今回は、脳神経外科分野で日本初の女性教授となり、脳動脈瘤クリッピング術の権威の一人でもある加藤庸子先生に、女性外科医としての生き方を伺いました。

即決で脳外科を選び、没頭

村岡(以下、村):まず、先生が脳外科を選ばれたのは、どういう経緯だったのでしょうか?

加藤(以下、加):教授に声をかけていただいたのがきっかけでした。私は学生の頃、休みがあるたびにいろんな医局に出入りしていました。婦人科や泌尿器科の医局にも顔を出していたんですが、脳外科の教授が、私に「君いいね、入らないか?」と言ってくださったんです。父が外科医だったということもあって、興味はありましたし、その場で入局を決めました。

:当時の医局は、女性は少なかったのではありませんか?

:少なかったですね。私が先生に見込まれたのは、健康そうに見えたのも大きいのではないかと思っています。医師のなかでも外科系は、やはり体力が必要ですからね。

入局してからは、他の研修医と手術の担当を奪いあうようにしながら、貪欲に技術を磨きました。とにかく仕事が楽しかったし、腕を上げたかったんです。

:先生は現在まで独身でいらっしゃいますが、結婚は考えなかったのですか?

:昔は、28歳になったら結婚したいと思っていました。けれど、人生なかなか思う通りにはいかないですね。そのぐらいの年頃って、学位や専門医資格を取ったり、留学をしたりする時期でもあるし、徐々に患者さんも定着してきて、仕事がますます楽しくなって、いつしか機を失った、という感じでした。

:まずは臨床研修、その後に専門医…という流れができて、男女問わず、結婚する時期が難しくなってきましたよね。

:ええ、そう思います。特に女性医師は、ちょうど自分が医師として伸びる時期と、結婚して子どもを産むタイミングが重なりがちです。そこをどう解決するかは、難しい問題だと思います。とはいえやっぱり私は、若い先生方には是非結婚してほしいなと思っていますよ。

ざっくばらんに語り合える会

:先生は1991年に日本脳神経外科女医会を発足させていますね。やはり、脳外科で女性医師が仕事をしていくうえで、女性同士での話し合いが必要だったのでしょうか。

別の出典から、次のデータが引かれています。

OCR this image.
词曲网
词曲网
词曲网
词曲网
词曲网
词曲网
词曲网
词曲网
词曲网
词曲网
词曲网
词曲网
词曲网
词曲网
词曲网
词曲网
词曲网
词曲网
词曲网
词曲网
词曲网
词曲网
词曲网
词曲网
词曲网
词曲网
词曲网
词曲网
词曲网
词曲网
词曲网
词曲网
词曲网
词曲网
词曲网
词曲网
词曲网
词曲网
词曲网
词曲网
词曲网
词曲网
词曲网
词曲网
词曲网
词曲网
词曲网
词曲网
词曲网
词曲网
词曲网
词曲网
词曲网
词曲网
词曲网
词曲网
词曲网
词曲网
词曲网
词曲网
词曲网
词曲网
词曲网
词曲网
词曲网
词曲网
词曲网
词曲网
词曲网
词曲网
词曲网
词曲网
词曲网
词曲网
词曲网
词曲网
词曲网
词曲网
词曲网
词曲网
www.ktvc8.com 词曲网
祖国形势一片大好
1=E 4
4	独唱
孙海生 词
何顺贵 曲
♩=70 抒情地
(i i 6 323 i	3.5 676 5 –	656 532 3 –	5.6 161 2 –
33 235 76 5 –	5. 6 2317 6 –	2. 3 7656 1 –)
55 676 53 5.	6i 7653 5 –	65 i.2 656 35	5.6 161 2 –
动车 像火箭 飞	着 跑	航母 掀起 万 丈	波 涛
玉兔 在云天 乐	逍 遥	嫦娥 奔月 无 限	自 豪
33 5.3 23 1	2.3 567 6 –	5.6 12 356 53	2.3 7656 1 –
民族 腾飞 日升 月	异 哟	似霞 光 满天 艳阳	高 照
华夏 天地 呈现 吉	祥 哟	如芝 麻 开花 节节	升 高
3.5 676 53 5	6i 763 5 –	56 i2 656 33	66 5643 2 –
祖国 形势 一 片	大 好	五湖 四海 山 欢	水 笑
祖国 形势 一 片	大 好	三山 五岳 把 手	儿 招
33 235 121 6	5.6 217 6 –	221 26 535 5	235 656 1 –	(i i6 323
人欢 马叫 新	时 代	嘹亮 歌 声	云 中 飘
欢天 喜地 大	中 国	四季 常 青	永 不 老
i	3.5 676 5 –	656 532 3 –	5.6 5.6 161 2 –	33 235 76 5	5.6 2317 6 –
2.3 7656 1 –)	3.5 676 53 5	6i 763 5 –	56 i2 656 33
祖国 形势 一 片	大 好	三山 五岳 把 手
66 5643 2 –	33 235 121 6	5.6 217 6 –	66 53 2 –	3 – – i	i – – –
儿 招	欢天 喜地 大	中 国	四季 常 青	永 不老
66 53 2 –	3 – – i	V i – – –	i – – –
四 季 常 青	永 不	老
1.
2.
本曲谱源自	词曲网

:いえ、そんな大げさなものじゃないんですよ。アメリカで脳外科の女医会が結成されて、日本から代表として一人訪問しなければならなくなったんです。そこで一番年長だった私が、当時20名ほどだった女性専門医の先生方の意見を集約してアメリカに届けました。結局そのとき意見を出してくださった先生方が、今の女医会の土台となったんです。現在は脳外科の女性専門医も500名ほどに増え、そのうち6割はこの会に入っています。

:具体的にどのような活動をしていらっしゃるんですか?

:みんなで集まって、ざっくばらんに経験談をシェアする会を、年に2回ほど行っています。片肘をついてでも、寝転がってでもいいから、気軽に本音を話せるような場を目指しています。

:いいですね。自分だけが悩んでいるのではないとわかったら、勇気が出ますからね。

:現在は、勤務している坂文種報德會病院でも「医学生・若手研修医 先輩とのTalk会」と題して、先輩医師と研修医、医学生の交流の機会を設けています。講演会だと、だいぶ上の人の話を聴く場合が多くなってしまうじゃないですか。そうではなくて、自分よりもちょっと上の年代の先輩と、気軽にやりとりできるような環境を作っています。